Il me montra l'Arabe [qui allait nous guider]. Nous marchâmes
longtemps, très longtemps, à travers une série
de rue européenne, tournant tantôt à gauche,
tantôt à droite, puis en avant et à nouveau
en arrière le long d'habitations arabes, faites de planches
et ressemblant à de grandes cages à lapins ou à
des pigeonniers sur le point de s'écrouler. Et, effectivement,
de leurs trous sortent des lapins, des poules, des cochons et
des tourterelles s'en envolent. A la vue d'une chèvre tachetée,
je reconnus que c'était la troisième fois que nous
traversions cette rue-là, mais je ne dis rien et au dedans
de moi, je me moquais de l'Arabe qui pensait nous mener en bateau.

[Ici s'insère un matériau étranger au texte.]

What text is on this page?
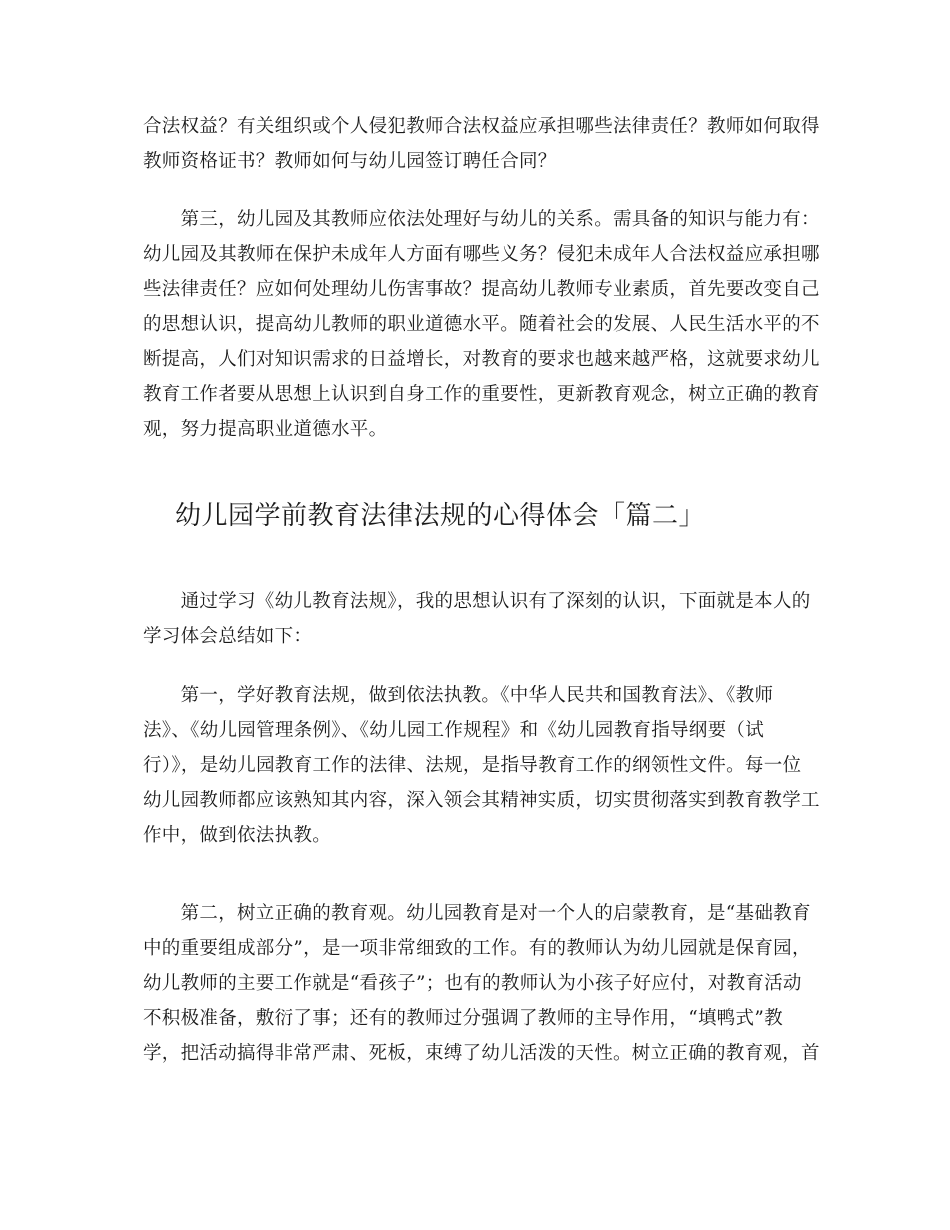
合法权益？有关组织或个人侵犯教师合法权益应承担哪些法律责任？教师如何取得
教师资格证书？教师如何与幼儿园签订聘任合同？
　　第三，幼儿园及其教师应依法处理好与幼儿的关系。需具备的知识与能力有：
幼儿园及其教师在保护未成年人方面有哪些义务？侵犯未成年人合法权益应承担哪
些法律责任？应如何处理幼儿伤害事故？提高幼儿教师专业素质，首先要改变自己
的思想认识，提高幼儿教师的职业道德水平。随着社会的发展、人民生活水平的不
断提高，人们对知识需求的日益增长，对教育的要求也越来越严格，这就要求幼儿
教育工作者要从思想上认识到自身工作的重要性，更新教育观念，树立正确的教育
观，努力提高职业道德水平。
幼儿园学前教育法律法规的心得体会「篇二」
　　通过学习《幼儿教育法规》，我的思想认识有了深刻的认识，下面就是本人的
学习体会总结如下：
　　第一，学好教育法规，做到依法执教。《中华人民共和国教育法》、《教师
法》、《幼儿园管理条例》、《幼儿园工作规程》和《幼儿园教育指导纲要（试
行）》，是幼儿园教育工作的法律、法规，是指导教育工作的纲领性文件。每一位
幼儿园教师都应该熟知其内容，深入领会其精神实质，切实贯彻落实到教育教学工
作中，做到依法执教。
　　第二，树立正确的教育观。幼儿园教育是对一个人的启蒙教育，是“基础教育
中的重要组成部分”，是一项非常细致的工作。有的教师认为幼儿园就是保育园，
幼儿教师的主要工作就是“看孩子”；也有的教师认为小孩子好应付，对教育活动
不积极准备，敷衍了事；还有的教师过分强调了教师的主导作用，“填鸭式”教
学，把活动搞得非常严肃、死板，束缚了幼儿活泼的天性。树立正确的教育观，首
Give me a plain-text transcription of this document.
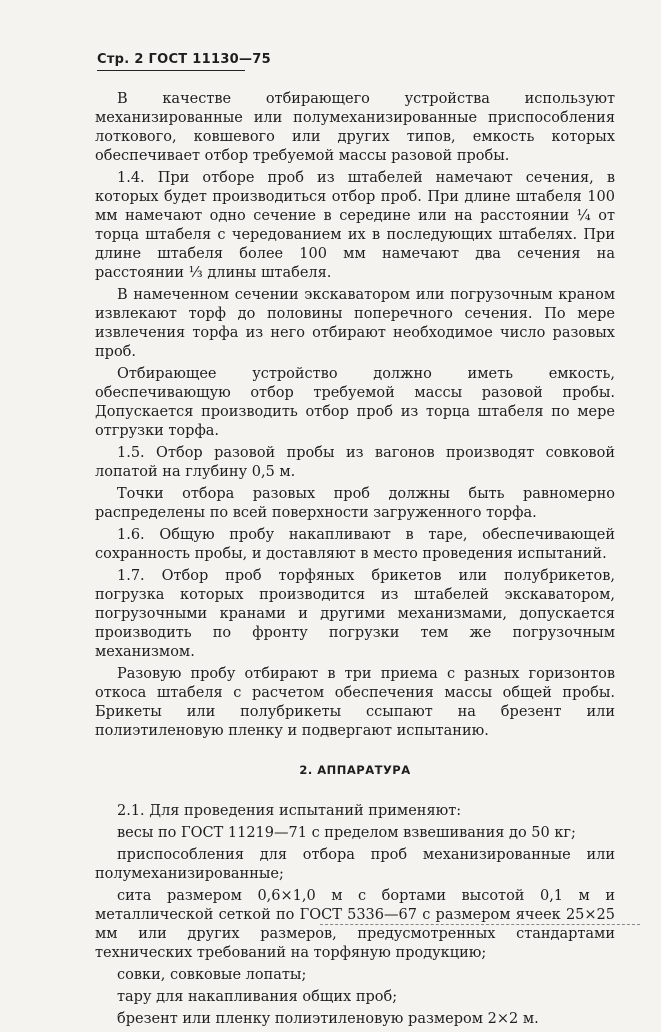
Стр. 2 ГОСТ 11130—75

В качестве отбирающего устройства используют механизированные или полумеханизированные приспособления лоткового, ковшевого или других типов, емкость которых обеспечивает отбор требуемой массы разовой пробы.

1.4. При отборе проб из штабелей намечают сечения, в которых будет производиться отбор проб. При длине штабеля 100 мм намечают одно сечение в середине или на расстоянии ¼ от торца штабеля с чередованием их в последующих штабелях. При длине штабеля более 100 мм намечают два сечения на расстоянии ⅓ длины штабеля.

В намеченном сечении экскаватором или погрузочным краном извлекают торф до половины поперечного сечения. По мере извлечения торфа из него отбирают необходимое число разовых проб.

Отбирающее устройство должно иметь емкость, обеспечивающую отбор требуемой массы разовой пробы. Допускается производить отбор проб из торца штабеля по мере отгрузки торфа.

1.5. Отбор разовой пробы из вагонов производят совковой лопатой на глубину 0,5 м.

Точки отбора разовых проб должны быть равномерно распределены по всей поверхности загруженного торфа.

1.6. Общую пробу накапливают в таре, обеспечивающей сохранность пробы, и доставляют в место проведения испытаний.

1.7. Отбор проб торфяных брикетов или полубрикетов, погрузка которых производится из штабелей экскаватором, погрузочными кранами и другими механизмами, допускается производить по фронту погрузки тем же погрузочным механизмом.

Разовую пробу отбирают в три приема с разных горизонтов откоса штабеля с расчетом обеспечения массы общей пробы. Брикеты или полубрикеты ссыпают на брезент или полиэтиленовую пленку и подвергают испытанию.

2. АППАРАТУРА

2.1. Для проведения испытаний применяют:

весы по ГОСТ 11219—71 с пределом взвешивания до 50 кг;

приспособления для отбора проб механизированные или полумеханизированные;

сита размером 0,6×1,0 м с бортами высотой 0,1 м и металлической сеткой по ГОСТ 5336—67 с размером ячеек 25×25 мм или других размеров, предусмотренных стандартами технических требований на торфяную продукцию;

совки, совковые лопаты;

тару для накапливания общих проб;

брезент или пленку полиэтиленовую размером 2×2 м.
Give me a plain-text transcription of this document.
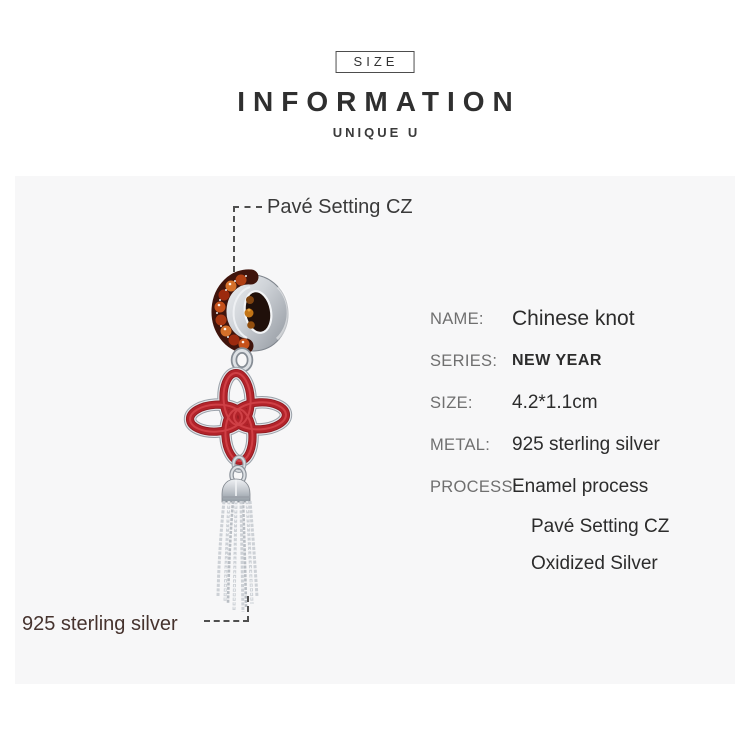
SIZE
INFORMATION
UNIQUE U
Pavé Setting CZ
925 sterling silver
NAME:	Chinese knot
SERIES: NEW YEAR
SIZE:	4.2*1.1cm
METAL:	925 sterling silver
PROCESS:
Enamel process
Pavé Setting CZ
Oxidized Silver
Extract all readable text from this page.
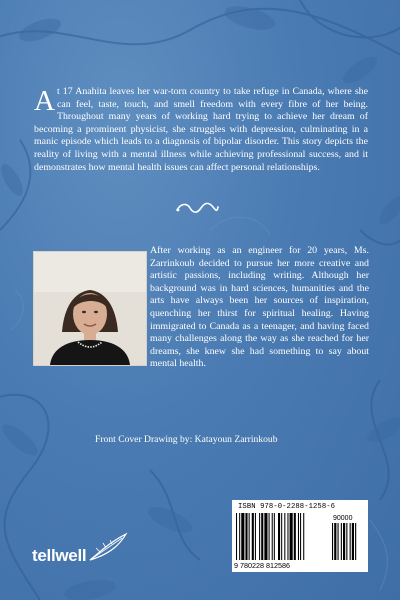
At 17 Anahita leaves her war-torn country to take refuge in Canada, where she can feel, taste, touch, and smell freedom with every fibre of her being. Throughout many years of working hard trying to achieve her dream of becoming a prominent physicist, she struggles with depression, culminating in a manic episode which leads to a diagnosis of bipolar disorder. This story depicts the reality of living with a mental illness while achieving professional success, and it demonstrates how mental health issues can affect personal relationships.
After working as an engineer for 20 years, Ms. Zarrinkoub decided to pursue her more creative and artistic passions, including writing. Although her background was in hard sciences, humanities and the arts have always been her sources of inspiration, quenching her thirst for spiritual healing. Having immigrated to Canada as a teenager, and having faced many challenges along the way as she reached for her dreams, she knew she had something to say about mental health.
Front Cover Drawing by: Katayoun Zarrinkoub
tellwell
ISBN 978-0-2288-1258-6
90000
9 780228 812586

J'aurais pu passer par là encore cent fois. C'était
la plus étrange et la plus mystérieuse rue du monde.
Elle n'était pas trop longue, ni même trop courte
et c'en était d'autant plus surprenant lorsque, d'un côté,
voguait en elle un bateau à voile et que de l'autre y entrait
un chameau venu droit du désert.
Les [femmes] arabes que nous rencontrons sont belles, autant que
l'on puisse en juger d'après la stature élancée
de leurs corps. Elles se déplacent entièrement voilées
de noir et lorsque quelques-unes d'entre elles s'arrêtent
pour causer un peu, on dirait un bosquet de cyprès. Sur
le trottoir, le plus souvent, elles détournent le regard
ou bien le dirigent-elles droit sur vous. Leurs yeux sont grands
et étrangement tristes, avec de profondes ouvertures noires
dans lesquelles on pourrait enfouir des cercueils.
Justement, trois d'entre elles vont vers nous. Elles nous ont
évité. Je traverse exprès le trottoir et
passe juste à côté d'elles ; elles détournent
la tête.
- Comment est-ce possible ? Une de ces mahométanes porte
un rosaire à la ceinture ?
- Bien sûr, dit en riant la femme du Belge. Ce sont là
les religieuses qu'il y avait sur notre bateau.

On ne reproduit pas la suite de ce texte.